Quelques précisions s’imposent :
– « Origines régionales » est une expression imparfaite mais que nous avons préférée à « groupe ou origine nationale ». Il s’agit en effet de rassembler des individus parce qu’ils et/ou leurs parents sont natifs ou originaires d’un État ou groupe d’États de la même région, et/ou que leurs patronymes y sont usuels. Nous avons considéré qu’il s’agissait là d’indices de l’ethnicité. Ainsi, qu’eux-mêmes ou leurs parents possèdent la nationalité d’un pays est un indice, non exclusif, et parmi d’autres, de l’ethnicité. En d’autres termes, nous ne cherchons pas par exemple à identifier les protagonistes qui, dans l’interaction, seraient perçus comme Algériens ou Italiens. Nous cherchons à identifier ceux qui sont perçus, en suivant le même exemple, comme « Maghrébins - Arabes » ou « Européens - Blancs ».
– « Blancs - Français » et « Autres Européens - Blancs » ont été distingués pour nous donner les moyens d’analyser des infractions à l’encontre d’« Européens blancs » dans les exploitations à venir de la base de données.
– Après avoir codé « Maghrébins », nous avons fini par adopter la catégorie plus large « Maghrébins - Arabes » en raison de la présence dans nos dossiers d’individus originaires de pays arabophones hors Maghreb et de Maghrébins potentiellement non arabophones. Ce choix repose sur l’hypothèse que, dans des interactions quotidiennes potentiellement ethnicisées, les individus ne font pas nécessairement la distinction.
– Enfin, que des individus soient noyés dans ces catégories larges n’exclut pas de décrire au plus près les types de racisme. Par exemple, racisme anti-Italiens ou anti-Portugais sont repérables grâce aux catégories assignées. C’est tout l’intérêt d’avoir démultiplié les types de catégorisation.

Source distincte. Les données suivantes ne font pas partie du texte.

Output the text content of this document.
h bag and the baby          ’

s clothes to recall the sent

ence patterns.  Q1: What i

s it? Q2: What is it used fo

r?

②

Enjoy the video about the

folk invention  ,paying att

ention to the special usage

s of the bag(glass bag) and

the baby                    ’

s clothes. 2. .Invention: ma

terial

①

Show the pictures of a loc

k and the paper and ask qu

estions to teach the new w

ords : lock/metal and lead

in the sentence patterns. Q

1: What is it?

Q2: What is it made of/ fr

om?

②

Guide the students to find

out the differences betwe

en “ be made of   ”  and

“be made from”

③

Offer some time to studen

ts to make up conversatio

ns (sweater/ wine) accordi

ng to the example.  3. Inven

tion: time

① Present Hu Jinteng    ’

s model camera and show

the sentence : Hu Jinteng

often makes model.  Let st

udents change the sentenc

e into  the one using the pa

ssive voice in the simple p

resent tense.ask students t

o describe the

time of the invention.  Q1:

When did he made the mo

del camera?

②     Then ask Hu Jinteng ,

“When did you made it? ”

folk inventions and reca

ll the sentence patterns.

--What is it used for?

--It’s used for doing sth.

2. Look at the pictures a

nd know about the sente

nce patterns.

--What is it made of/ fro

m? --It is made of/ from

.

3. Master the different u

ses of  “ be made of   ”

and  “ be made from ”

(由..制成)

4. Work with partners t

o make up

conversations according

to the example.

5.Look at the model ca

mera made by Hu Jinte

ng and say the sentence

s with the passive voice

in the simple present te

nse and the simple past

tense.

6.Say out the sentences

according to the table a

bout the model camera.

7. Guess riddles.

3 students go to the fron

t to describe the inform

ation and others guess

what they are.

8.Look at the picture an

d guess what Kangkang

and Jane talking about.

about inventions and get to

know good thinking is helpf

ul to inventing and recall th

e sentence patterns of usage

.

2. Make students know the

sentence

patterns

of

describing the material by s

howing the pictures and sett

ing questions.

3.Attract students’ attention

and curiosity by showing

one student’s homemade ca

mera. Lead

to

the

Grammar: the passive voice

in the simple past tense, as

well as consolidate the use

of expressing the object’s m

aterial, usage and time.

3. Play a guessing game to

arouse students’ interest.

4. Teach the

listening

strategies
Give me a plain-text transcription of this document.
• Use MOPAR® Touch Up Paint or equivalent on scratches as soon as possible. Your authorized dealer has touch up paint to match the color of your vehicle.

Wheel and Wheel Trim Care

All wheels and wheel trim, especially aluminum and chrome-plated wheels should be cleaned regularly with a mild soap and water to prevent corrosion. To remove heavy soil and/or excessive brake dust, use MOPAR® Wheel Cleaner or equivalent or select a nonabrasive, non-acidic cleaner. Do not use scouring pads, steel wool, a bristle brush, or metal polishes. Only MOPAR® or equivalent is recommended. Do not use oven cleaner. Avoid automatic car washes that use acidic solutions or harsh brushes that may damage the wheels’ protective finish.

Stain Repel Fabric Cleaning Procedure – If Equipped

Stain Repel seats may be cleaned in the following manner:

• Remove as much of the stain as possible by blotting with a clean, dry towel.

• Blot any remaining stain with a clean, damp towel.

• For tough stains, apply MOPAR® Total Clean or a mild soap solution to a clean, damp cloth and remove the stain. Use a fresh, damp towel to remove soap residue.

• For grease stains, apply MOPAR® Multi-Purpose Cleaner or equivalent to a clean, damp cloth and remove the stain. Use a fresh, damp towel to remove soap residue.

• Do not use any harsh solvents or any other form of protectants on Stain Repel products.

40L’ethnicité « informationnelle » ainsi codée a bien des effets : quand les plaignants sont « Maghrébins - Arabes », 45,2 % des affaires font l’objet d’un CSS IRNC, 29,7 % sont poursuivies, dont 11,6 % au tribunal qui mènent à 9 % de condamnations. Quand les plaignants sont « Français - Blancs », 32,9 % des affaires font l’objet d’un CSS IRNC, 40 % sont poursuivies, dont 28,6 % au tribunal menant à 10 % de condamnations. Les taux de condamnation de ces affaires sont comparables mais, tout au long du processus, être un plaignant « maghrébin - arabe » pèse défavorablement sur l’issue judiciaire. Quant aux mis en cause, quand ils sont « Français - Blancs », le taux de CSS IRNC est moins élevé (36,3 %) que pour les « Maghrébins - Arabes » (42 %), mais les taux respectifs sont proches pour les poursuites, dont celles au tribunal, et les condamnations.

41Ces quelques résultats soutiennent l’hypothèse des effets différenciés de l’ethnicité sur le processus judiciaire, hypothèse confirmée par l’analyse de régression logistique, toutes choses égales par ailleurs (Hajjat, Keyhani et Rodrigues 2019). La prise en compte de l’ethnicité des protagonistes des affaires donne donc à voir des différences de traitement des administrés que la seule classe sociale ne suffit pas à révéler. Ce ne sont pas seulement les plaignants des classes supérieures qui ont le plus de chance de voir l’infraction raciste confirmée lorsqu’ils déposent plainte, ce sont par ailleurs les plaignants « français - blancs ». Ces différences de traitement ne se manifestent pas de façon unilatérale ; l’ethnicité des protagonistes n’a pas d’effet homogène sur leur sort judiciaire. Ainsi, les effets propres de l’ethnicité sont différenciés : tout d’abord entre plaignants et individus mis en cause, mais aussi en fonction de l’étape de la procédure. La prise en compte de l’ethnicité vient ainsi complexifier les logiques de traitement des administrés par l’institution judiciaire.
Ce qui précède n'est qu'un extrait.